Acizlik İle Günahkârlık Arasında Muhayyer Kalınan Zaman

Şeyh Ebu Muaz el-Çubukâbâdî dedi ki: “Bize Şeyh Huseyn b. Ahmed el-Useyran umumî icazetle rivayet etti, dedi ki: “Bize Şeyh Yusuf en-Nebhanî haber verdi, o; Şeyh Muhammed Ebu’l-Hayr Abidin’den, o; Allame Muhammed b. Ömer İbn Abidin’den, o; Şeyh Şakir el-Akkad’dan, o; Şeyh Muhammed et-Tafilâti’den, o; Şeyh Muhammed el-Hanefî’den, o; Şeyh Muhammed el-Bedirî’den, o; Şeyh İbrahim el-Guranî’den, o; Şeyh Ahmed el-Kuşaşî’den, o; Şeyh Muhammed er-Ramlî’den, o; Şeyh Zekeriyya el-Ensarî’den, o; Şeyh İzzuddin Abdurrahim b. Muhammed b. Abdirrahim b. Ali İbnu’l-Furat’tan, o; Ebu’l-Sena Mahmud b. Halife el-Menbecî’den, o; Hafız Şerafuddin ed-Dimyatî’den, o; Ebu’l-Hasen Ali b. el-Huseyn İbnu’l-Mukayyer’den, o; Ebu’l-Fadl Ahmed b. Tahir el-Muhennâ’dan, o; Ebu Bekr Ahmed b. Ali b. Halef eş-Şirazî’den, o; Ebu Abdillah Muhammed b. Abdillah el-Hâkim en-Nisaburî’den, dedi ki: bize Ebu Abdillah es-Saffar haber verdi, dedi ki; bize Muhammed b. İbrahim b. Erume tahdis etti, dedi ki; bize el-Huseyn b. Hafs tahdis etti, dedi ki; bize Sufyan tahdis etti, o; Davud b. Ebi Hind’den, o dedi ki: “Bana Ebu Hureyre radiyallahu anh’den işiten bir şeyh haber verdi, dedi ki; Rasûlullah sallallahu aleyhi ve sellem şöyle buyurdu:
«يَأْتِي عَلَى النَّاسِ زَمَانٌ يُخَيَّرُ فِيهِ الرَّجُلُ بَيْنَ الْعَجْزِ وَالْفُجُورِ، فَمَنْ أَدْرَكَ ذَلِكَ الزَّمَانَ فَلْيَخْتَرِ الْعَجْزَ عَلَى الْفُجُورِ»

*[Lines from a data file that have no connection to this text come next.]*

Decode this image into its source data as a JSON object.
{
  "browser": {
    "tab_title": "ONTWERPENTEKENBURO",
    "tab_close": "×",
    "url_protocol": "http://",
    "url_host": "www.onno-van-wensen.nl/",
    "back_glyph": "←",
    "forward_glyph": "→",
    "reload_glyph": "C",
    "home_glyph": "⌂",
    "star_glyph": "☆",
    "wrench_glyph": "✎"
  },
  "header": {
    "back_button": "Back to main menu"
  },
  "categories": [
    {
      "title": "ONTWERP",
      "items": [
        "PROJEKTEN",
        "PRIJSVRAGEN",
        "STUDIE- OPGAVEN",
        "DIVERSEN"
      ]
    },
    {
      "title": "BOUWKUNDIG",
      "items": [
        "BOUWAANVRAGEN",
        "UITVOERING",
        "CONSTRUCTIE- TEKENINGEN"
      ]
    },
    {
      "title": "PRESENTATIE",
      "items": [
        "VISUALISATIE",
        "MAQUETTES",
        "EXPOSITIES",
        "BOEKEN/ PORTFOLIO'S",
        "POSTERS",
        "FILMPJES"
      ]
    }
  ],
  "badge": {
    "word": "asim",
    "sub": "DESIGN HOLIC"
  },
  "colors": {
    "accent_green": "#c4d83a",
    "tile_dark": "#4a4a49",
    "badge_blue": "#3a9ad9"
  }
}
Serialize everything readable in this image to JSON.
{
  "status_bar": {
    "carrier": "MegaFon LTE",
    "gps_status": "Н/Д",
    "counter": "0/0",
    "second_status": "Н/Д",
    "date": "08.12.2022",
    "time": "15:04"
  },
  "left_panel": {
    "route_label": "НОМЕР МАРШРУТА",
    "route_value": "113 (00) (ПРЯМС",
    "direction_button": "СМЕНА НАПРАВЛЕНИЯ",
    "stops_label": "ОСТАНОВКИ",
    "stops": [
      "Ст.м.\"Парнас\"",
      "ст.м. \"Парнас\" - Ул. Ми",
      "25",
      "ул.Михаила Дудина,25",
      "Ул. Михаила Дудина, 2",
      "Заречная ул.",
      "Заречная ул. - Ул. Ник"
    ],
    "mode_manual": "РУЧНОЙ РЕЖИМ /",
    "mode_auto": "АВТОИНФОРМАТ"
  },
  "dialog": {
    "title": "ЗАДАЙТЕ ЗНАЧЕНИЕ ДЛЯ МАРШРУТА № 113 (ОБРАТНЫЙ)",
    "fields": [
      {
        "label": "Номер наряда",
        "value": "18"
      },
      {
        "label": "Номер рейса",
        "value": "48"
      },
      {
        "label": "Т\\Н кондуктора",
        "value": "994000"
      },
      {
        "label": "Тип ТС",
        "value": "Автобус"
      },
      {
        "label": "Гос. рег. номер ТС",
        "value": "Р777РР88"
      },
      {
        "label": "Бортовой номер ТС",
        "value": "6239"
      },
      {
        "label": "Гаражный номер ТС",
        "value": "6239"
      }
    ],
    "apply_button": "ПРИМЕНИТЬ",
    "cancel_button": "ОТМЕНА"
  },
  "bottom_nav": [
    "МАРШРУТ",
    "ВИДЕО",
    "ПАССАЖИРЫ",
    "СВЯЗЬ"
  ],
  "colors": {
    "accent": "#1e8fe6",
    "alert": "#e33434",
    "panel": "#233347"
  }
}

İnsanlar üzerine öyle bir zaman gelir ki, kişi acizlik ile fâcirlik arasında muhayyer kalır. Kim bu zamana yetişirse acizliği facirliğe tercih etsin.”[1]
Hadisin İsnadındaki Mubhem Ravi Hakkında
Ebu Muaz dedi ki: “Şeyh Abdullah b. Ahmed en-Nahibî (1428) bize umumî icazetle; Ömer b. Hamdan el-Mihrasî’den (1368), o; Ebu’n-Nasr Muhammed b. Abdilkadir b. Salih ed-Dimeşkî el-Hatîb’den (1324), o; El-Vecih Abdurrahman b. Muhammed el-Kuzebrî’den (1262), o; Mustafa b. Muhammed eş-Şâmî er-Rahmetî’den (1205), o; Abdulganî b. İsmail en-Nablusî’den (1143), o; En-Necm Muhammed b. Muhammed el-Gazzî’den (1061), o; Babası el-Bedr el-Gazzî’den (984), o; Ebu’l-Feth Muhammed b. Muhammed b. Ali b. Salih el-İskenderânî el-Mizzî’den (906), o; Eş-Şeyhatu’s-saliha Aişe bt. Muhammed b. Abdilhadi el-Makdisiyye es-Salihiyye’den (816), o; Hafız Muhammed b. Ahmed b. Osman ez-Zehebî’den (748), dedi ki: “Ebu Ali el-Hasen b. Ali b. Ebi Bekr İbnu’l-Hallal’e okudum, dedi ki: “Bize Cafer b. Ali haber verdi, dedi ki; “Bize Ebu Tahir Ahmed b. Muhammed b. Ahmed es-Silefî (576) haber verdi, dedi ki; “Bize İsmail b. Abdilcebbar haber verdi, dedi ki: “el-Halil b. Abdillah el-Hafız’dan işittim, o da el-Hâkim en-Nisaburî’den rivayet etti, Hâkim dedi ki:
“Bu hadisin isnadı sahihtir. Buhârî ve Muslim tahric etmemişlerdir. İsmi belirtilmeyen şeyh, Sufyan es-Sevrî, Davud b. Ebi Hind’den rivayetinde; Said b. Ebi Hayre olarak belirtmiştir.” Bunu bize Ebu Bekr eş-Şafiî tahdis etti, dedi ki: bize İshak b. el-Hasen b. Meymun tahdis etti, o Said b. Suleyman’dan, o Abbad b. el-Avvam’dan bildirdi, o Davud b. Ebi Hind’den, o Said b. Ebi Hayre’den, o Ebu Hureyre radiyallahu anh’den rivayet etti.” (Zehebi de Telhis’te sahih demiştir.)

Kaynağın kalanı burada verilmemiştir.